Mr. Moore pitched the idea to Twitter during a visit to San Francisco more than a year ago. “Nobody was sure whether it would work, and we couldn’t come to a deal,” he said. So Sportsnet decided to do an informal test run of the show in March. It drew about 37,000 concurrent viewers at its peak, and a total of about 600,000 – enough to demonstrate to the broadcaster that it was worth working on a deal.

Twitter has been working with media companies on revenue-sharing deals to bring more video content to its platform, including sports. NBCUniversal has agreed to stream live video and clips from some of its networks and shows, including E! News, the Today show and NBC News. BuzzFeed has been making a morning news show for Twitter since last September. In sports, ESPN in the United States has announced that it will produce a Twitter version of its show SportsCenter that will cover breaking news live. Leagues have also been experimenting with reaching fans directly. Major League Baseball has been streaming one game weekly and is producing a post-season show on Twitter. In 2016, the National Football League streamed Thursday night football games on Twitter everywhere except Canada – where Rogers held the broadcast and digital rights – before Amazon won those rights in 2017.

IceSurfing does not yet have a title sponsor, but Rogers has been pitching the opportunity to advertisers, as well as ads that will run before the livestream, and spots throughout the show.
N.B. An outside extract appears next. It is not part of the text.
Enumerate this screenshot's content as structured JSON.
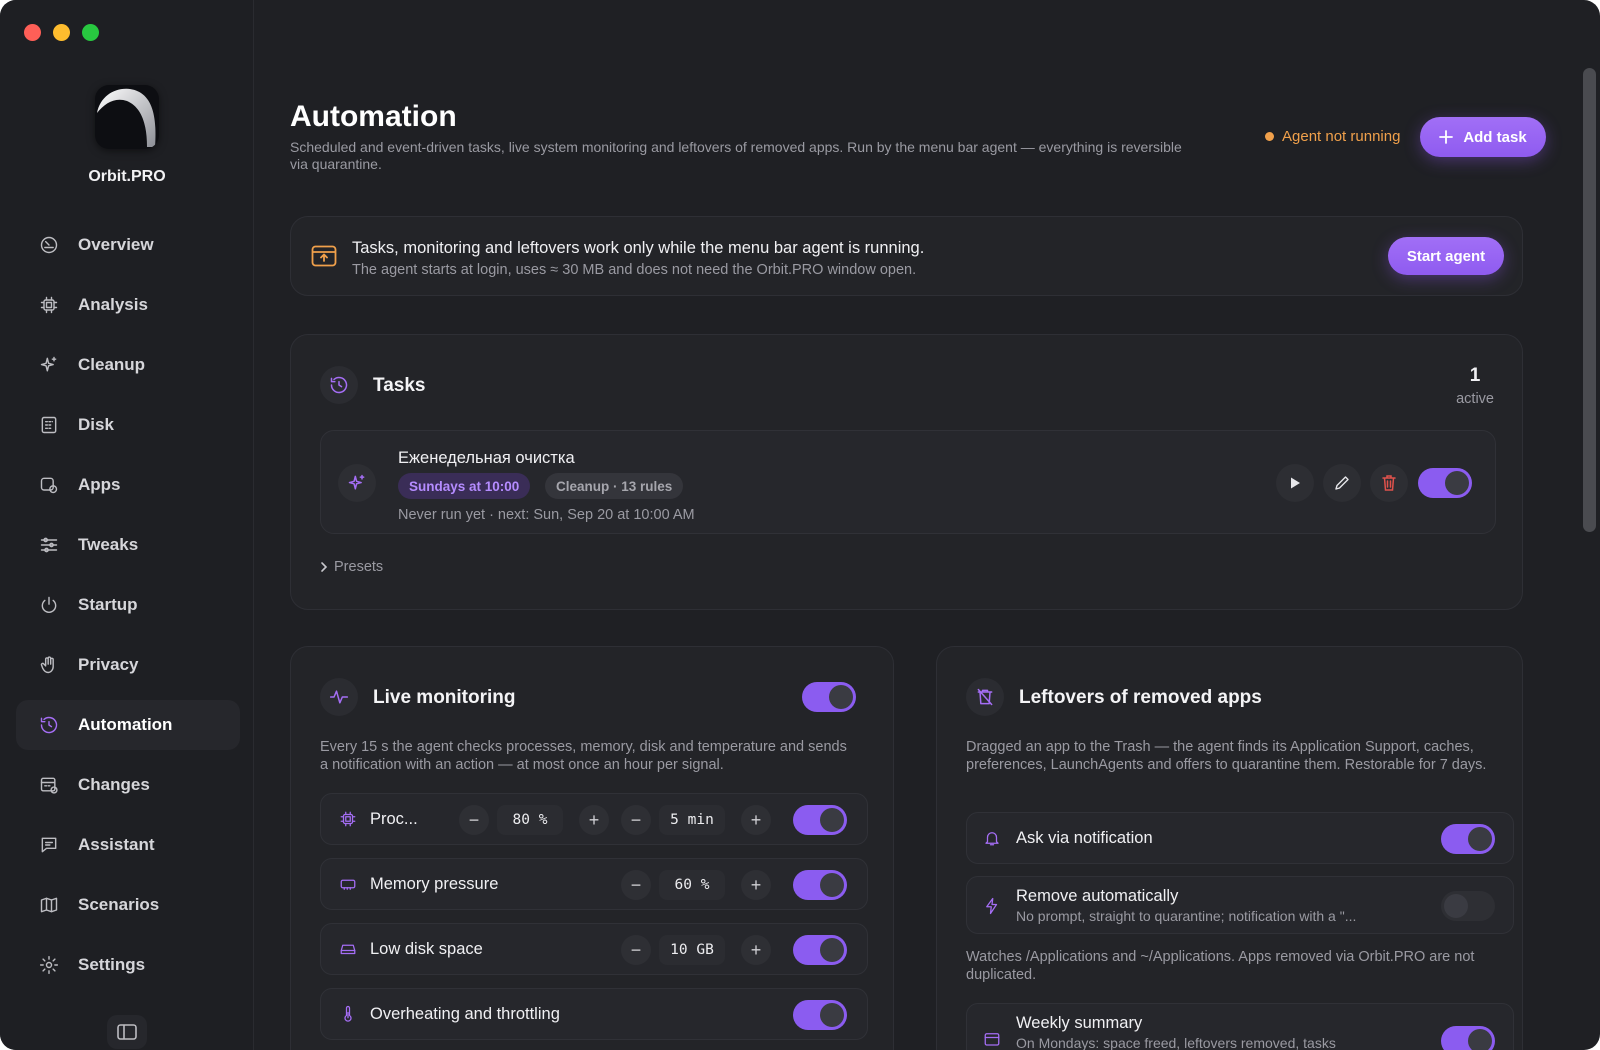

Because there are no structured commercial breaks as on television, Mr. Moore said it could be beneficial to sell an advertiser on shorter breaks where theirs is the only brand. The team is also selling brand integrations into the program – such as a Budweiser Red Light that could be placed on the set.
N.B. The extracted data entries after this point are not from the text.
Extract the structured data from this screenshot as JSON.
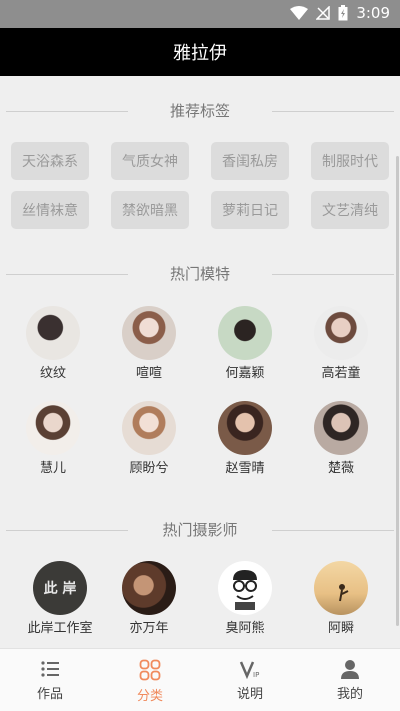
{
  "status": {
    "time": "3:09"
  },
  "app": {
    "title": "雅拉伊"
  },
  "sections": {
    "tags_title": "推荐标签",
    "models_title": "热门模特",
    "photographers_title": "热门摄影师"
  },
  "tags": [
    "天浴森系",
    "气质女神",
    "香闺私房",
    "制服时代",
    "丝情袜意",
    "禁欲暗黑",
    "萝莉日记",
    "文艺清纯"
  ],
  "models": [
    {
      "name": "纹纹"
    },
    {
      "name": "喧喧"
    },
    {
      "name": "何嘉颖"
    },
    {
      "name": "高若童"
    },
    {
      "name": "慧儿"
    },
    {
      "name": "顾盼兮"
    },
    {
      "name": "赵雪晴"
    },
    {
      "name": "楚薇"
    }
  ],
  "photographers": [
    {
      "name": "此岸工作室",
      "logo_text": "此 岸"
    },
    {
      "name": "亦万年"
    },
    {
      "name": "臭阿熊"
    },
    {
      "name": "阿瞬"
    }
  ],
  "tabs": [
    {
      "label": "作品",
      "icon": "list-icon",
      "active": false
    },
    {
      "label": "分类",
      "icon": "grid-icon",
      "active": true
    },
    {
      "label": "说明",
      "icon": "vip-icon",
      "active": false
    },
    {
      "label": "我的",
      "icon": "person-icon",
      "active": false
    }
  ],
  "colors": {
    "accent": "#f08a5d",
    "app_bar": "#000000",
    "status_bar": "#8e8e8e"
  }
}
“I don’t think you’ll see the guys actually drinking beer, but that was suggested at one point,” Mr. Moore said. “ … The other beauty of doing it on Twitter is there are no broadcast standards that you have to live up to. You can do whatever you want as far as integration – obviously, it’s got to fit the brand. I think for a smart marketer, it’ll be something they can do, something different.”
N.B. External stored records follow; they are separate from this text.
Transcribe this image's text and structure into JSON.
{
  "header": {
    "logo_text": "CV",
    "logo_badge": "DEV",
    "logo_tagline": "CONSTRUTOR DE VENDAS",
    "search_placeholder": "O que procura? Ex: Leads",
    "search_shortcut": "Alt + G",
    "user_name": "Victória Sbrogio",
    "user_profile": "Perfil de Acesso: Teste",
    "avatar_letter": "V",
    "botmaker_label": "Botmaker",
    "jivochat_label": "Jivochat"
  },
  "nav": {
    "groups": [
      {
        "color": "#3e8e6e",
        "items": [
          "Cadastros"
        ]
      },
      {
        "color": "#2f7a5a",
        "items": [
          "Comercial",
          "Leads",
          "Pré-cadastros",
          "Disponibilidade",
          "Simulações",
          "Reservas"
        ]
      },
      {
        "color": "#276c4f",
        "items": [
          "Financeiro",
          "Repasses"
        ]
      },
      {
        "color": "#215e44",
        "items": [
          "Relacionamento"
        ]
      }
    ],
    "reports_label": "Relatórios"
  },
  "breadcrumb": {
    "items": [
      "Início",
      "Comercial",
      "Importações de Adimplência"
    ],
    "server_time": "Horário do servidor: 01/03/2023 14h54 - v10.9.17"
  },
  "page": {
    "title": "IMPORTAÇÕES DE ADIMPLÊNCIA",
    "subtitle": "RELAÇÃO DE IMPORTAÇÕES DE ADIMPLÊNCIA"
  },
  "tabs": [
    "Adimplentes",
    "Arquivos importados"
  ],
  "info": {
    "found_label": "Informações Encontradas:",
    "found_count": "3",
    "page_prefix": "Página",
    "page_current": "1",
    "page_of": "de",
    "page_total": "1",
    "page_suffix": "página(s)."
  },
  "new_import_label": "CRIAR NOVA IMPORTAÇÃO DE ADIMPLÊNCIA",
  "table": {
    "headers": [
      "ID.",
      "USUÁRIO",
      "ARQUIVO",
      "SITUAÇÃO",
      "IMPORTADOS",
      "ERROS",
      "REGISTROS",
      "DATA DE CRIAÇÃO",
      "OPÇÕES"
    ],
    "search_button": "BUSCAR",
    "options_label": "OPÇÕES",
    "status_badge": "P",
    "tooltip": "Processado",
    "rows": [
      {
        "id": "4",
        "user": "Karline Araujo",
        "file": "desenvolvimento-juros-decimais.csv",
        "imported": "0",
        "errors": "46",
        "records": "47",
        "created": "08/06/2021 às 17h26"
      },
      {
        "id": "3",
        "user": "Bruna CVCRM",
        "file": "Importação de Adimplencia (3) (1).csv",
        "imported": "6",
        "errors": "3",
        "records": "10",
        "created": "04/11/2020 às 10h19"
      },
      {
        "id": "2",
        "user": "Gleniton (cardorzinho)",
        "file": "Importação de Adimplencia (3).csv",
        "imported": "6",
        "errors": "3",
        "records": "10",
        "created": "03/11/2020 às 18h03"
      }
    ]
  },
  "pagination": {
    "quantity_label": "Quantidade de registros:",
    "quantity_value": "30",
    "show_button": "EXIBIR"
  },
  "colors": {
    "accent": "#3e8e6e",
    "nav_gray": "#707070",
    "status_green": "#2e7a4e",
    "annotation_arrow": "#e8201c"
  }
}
Concerns about advertisers' “brand safety” have been heightened in the past couple of years as reports have highlighted instances of ads appearing online alongside violent, highly partisan and even extremist content – without the knowledge of the advertisers, who direct some digital ad spending through automated services. Broadcasters have used this as an opportunity to promote television as a safer option, where advertisers know the content is mediated in a way it may not be online or on social media.

Mr. Moore said this type of partnership is a way for advertisers to reach audiences on digital platforms that reach many people, while being assured that the content has been vetted.

“You cannot buy blind,” he said. “ … You have to buy with the people you trust.”